I'm looking for a closed form for the following recurrence:
$T(1) = K$
$T(x) = xT(x-1) + x$
I know it is factorial-like but I am unable to get an exact answer.
I'm looking for a closed form for the following recurrence:
$T(1) = K$
$T(x) = xT(x-1) + x$
I know it is factorial-like but I am unable to get an exact answer.
$\begin{align*} T(n)&=nT(n-1)+n\\ &=n\Big((n-1)T(n-2)+(n-1)\Big)+n\\ &=n(n-1)T(n-2)+n(n-1)+n\\ &=n(n-1)\Big((n-2)T(n-3)+(n-2)\Big)+n(n-1)+n\\ &=n(n-1)(n-2)T(n-3)+n(n-1)(n-2)+n(n-1)+n\\ &\;\vdots\\ &=\left(\prod_{k=2}^nk\right)T(1)+\prod_{k=2}^nk+\prod_{k=3}^nk+\ldots+\prod_{k=n}^nk\\ &=Kn!+\sum_{i=2}^n\prod_{k=i}^nk\\ &=Kn!+\sum_{i=2}^n\frac{n!}{(i-1)!}\\ &=Kn!+\sum_{k=1}^{n-1}\frac{n!}{k!}\\ &=\left(K+\sum_{k=1}^{n-1}\frac1{k!}\right)n!\;, \end{align*}$
which you can verify by induction if you like.
Now $e^x=\sum_{k\ge 0}\frac{x^k}{k!}=1+\sum_{k\ge 1}\frac{x^k}{k!}\;,$ so $\sum_{k\ge 1}\frac1{k!}=e-1\;.$ The series converges rapidly, so $T(n)\approx(K+e-1)n!$.
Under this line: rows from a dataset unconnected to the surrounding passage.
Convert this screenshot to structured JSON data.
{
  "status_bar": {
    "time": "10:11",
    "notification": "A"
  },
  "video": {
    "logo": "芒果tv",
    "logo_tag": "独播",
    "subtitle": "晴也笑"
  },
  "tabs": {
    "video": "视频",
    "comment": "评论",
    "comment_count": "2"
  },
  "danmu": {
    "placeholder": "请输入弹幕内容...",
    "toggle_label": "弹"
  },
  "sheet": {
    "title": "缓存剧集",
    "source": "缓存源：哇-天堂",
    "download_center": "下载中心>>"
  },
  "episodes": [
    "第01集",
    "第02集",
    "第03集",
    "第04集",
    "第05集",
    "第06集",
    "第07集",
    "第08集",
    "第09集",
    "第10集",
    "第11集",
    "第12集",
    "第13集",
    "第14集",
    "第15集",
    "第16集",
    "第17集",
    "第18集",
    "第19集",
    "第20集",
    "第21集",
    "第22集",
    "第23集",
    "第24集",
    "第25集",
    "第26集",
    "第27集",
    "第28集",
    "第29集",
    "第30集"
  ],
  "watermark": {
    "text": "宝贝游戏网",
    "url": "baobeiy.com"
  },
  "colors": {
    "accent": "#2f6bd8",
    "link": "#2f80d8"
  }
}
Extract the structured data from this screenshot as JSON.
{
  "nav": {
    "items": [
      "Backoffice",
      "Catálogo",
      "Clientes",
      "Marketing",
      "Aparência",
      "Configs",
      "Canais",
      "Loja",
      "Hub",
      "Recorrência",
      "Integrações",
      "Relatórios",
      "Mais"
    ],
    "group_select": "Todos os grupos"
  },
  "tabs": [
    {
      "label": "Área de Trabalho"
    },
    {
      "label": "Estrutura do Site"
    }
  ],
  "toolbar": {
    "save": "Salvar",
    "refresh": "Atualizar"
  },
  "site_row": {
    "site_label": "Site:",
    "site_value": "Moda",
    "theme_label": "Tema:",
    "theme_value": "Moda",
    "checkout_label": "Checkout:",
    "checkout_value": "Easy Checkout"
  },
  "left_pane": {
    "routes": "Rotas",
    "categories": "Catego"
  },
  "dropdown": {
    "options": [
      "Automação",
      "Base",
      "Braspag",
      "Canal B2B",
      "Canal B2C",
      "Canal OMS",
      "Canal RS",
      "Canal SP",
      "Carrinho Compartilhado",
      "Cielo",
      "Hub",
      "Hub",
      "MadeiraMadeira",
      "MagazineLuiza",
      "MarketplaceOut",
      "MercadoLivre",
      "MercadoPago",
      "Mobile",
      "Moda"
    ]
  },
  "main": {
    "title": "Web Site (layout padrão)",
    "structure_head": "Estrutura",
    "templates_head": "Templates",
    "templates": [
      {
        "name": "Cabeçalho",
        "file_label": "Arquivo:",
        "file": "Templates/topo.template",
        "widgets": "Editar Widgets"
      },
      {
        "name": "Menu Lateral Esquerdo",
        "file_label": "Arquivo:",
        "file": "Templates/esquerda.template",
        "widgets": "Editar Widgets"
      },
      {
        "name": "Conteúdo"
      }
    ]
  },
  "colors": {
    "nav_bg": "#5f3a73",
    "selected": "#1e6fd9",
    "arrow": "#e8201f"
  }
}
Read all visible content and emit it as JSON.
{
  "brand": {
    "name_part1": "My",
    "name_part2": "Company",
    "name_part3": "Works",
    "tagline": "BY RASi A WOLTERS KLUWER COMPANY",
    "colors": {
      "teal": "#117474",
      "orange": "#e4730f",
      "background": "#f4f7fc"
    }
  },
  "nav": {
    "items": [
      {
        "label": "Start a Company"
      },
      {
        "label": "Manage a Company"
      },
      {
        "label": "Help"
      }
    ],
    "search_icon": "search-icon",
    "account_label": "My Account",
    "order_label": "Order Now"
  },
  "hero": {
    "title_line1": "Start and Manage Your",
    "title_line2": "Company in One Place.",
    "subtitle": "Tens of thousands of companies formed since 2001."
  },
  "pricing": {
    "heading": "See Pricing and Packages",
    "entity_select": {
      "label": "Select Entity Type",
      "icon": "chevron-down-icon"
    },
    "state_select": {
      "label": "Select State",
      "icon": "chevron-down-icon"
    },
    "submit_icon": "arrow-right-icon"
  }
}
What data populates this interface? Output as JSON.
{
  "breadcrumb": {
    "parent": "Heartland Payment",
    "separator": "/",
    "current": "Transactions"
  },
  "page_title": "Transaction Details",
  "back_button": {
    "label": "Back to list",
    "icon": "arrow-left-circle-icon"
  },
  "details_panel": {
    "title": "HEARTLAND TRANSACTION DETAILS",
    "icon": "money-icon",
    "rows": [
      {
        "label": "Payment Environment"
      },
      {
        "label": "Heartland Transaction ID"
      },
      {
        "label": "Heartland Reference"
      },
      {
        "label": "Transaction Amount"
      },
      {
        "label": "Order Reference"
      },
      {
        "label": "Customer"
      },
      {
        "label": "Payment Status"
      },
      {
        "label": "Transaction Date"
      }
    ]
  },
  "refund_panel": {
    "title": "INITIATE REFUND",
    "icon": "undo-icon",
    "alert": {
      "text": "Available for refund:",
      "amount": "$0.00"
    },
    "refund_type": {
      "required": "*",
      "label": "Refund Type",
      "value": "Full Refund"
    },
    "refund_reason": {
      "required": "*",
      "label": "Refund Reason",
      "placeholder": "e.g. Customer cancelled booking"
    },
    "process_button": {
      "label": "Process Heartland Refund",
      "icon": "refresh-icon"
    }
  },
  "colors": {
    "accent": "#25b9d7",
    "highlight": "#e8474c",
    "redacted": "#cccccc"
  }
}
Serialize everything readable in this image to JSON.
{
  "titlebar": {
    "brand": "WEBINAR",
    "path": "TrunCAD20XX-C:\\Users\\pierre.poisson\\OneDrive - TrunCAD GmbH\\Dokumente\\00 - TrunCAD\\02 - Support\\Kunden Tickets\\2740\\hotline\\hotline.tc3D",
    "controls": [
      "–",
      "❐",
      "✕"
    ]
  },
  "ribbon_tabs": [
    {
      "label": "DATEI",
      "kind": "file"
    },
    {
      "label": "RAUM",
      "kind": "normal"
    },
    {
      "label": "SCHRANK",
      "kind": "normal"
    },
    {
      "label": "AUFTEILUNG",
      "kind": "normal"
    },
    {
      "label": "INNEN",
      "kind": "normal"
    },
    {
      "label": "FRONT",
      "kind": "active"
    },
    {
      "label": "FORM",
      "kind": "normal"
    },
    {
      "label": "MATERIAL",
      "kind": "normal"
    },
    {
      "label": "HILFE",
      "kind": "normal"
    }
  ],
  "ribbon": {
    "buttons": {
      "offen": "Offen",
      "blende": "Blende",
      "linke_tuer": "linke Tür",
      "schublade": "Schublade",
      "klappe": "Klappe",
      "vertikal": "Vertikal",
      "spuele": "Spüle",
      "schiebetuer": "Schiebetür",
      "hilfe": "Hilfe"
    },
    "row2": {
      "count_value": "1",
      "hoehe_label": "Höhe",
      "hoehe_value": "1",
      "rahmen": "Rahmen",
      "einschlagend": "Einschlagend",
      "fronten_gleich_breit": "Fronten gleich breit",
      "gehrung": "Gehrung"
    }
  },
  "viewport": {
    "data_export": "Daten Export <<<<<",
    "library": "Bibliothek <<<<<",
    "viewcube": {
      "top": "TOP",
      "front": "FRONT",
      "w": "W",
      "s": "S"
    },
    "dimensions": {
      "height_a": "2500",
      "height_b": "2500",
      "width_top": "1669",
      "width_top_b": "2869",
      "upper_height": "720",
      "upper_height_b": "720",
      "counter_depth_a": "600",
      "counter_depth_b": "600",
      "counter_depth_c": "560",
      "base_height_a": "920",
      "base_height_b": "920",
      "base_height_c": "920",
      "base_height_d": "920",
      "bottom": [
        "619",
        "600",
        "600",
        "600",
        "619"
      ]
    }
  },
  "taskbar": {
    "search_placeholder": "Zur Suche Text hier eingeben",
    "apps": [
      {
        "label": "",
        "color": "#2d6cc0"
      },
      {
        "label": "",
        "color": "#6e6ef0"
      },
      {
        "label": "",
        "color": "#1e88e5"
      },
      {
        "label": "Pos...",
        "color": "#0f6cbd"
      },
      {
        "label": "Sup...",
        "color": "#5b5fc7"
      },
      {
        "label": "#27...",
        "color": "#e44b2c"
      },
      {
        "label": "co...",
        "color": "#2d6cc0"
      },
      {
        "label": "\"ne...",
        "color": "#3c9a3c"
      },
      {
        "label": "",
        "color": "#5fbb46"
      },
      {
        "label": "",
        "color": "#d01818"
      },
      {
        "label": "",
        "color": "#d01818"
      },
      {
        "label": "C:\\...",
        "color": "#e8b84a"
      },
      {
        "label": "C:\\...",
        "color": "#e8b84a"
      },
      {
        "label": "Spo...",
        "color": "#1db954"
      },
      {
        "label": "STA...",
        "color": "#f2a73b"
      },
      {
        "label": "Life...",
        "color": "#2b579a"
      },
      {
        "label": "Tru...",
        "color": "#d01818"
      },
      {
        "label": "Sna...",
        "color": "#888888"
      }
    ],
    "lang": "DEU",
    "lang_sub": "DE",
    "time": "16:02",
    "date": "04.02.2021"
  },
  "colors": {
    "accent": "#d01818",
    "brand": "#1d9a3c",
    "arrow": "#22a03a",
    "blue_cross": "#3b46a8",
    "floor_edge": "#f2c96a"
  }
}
$T(x) = (K-1) x! + x e \Gamma(x,1)$ where $\Gamma(x,1) = \int_1^\infty e^{-t} t^{x-1}\ dt$ is an incomplete Gamma function.
Using the method I outlined in this answer, and substituting $S_{n}=T(n+1)$, we have a recurrence relationship in the form $(2)$ with:
$a_{n}=1\qquad b_{n}=n\qquad c_{n}=n$
We therefore have our summation factor $s_{n}$ as $\frac{1}{n!}$, therefore using equation $(4)$ in the linked answer, we get:
$S_{n}=n!\left(K+\sum_{k=1}^{n}{\frac{k}{k!}}\right)={\rm e}\Gamma(n+1,1)+K(n+1)!-1,$
Where $\Gamma(n+1,1)=\int_{1}^{\infty}{t^{n}{\rm e}^{-t}\:dt}$ is the incomplete gamma function.
Therefore, as we have $S_{n}=T(n+1)$, we have $T(n)=S_{n-1}={\rm e}\Gamma(n,1)+Kn!-1$.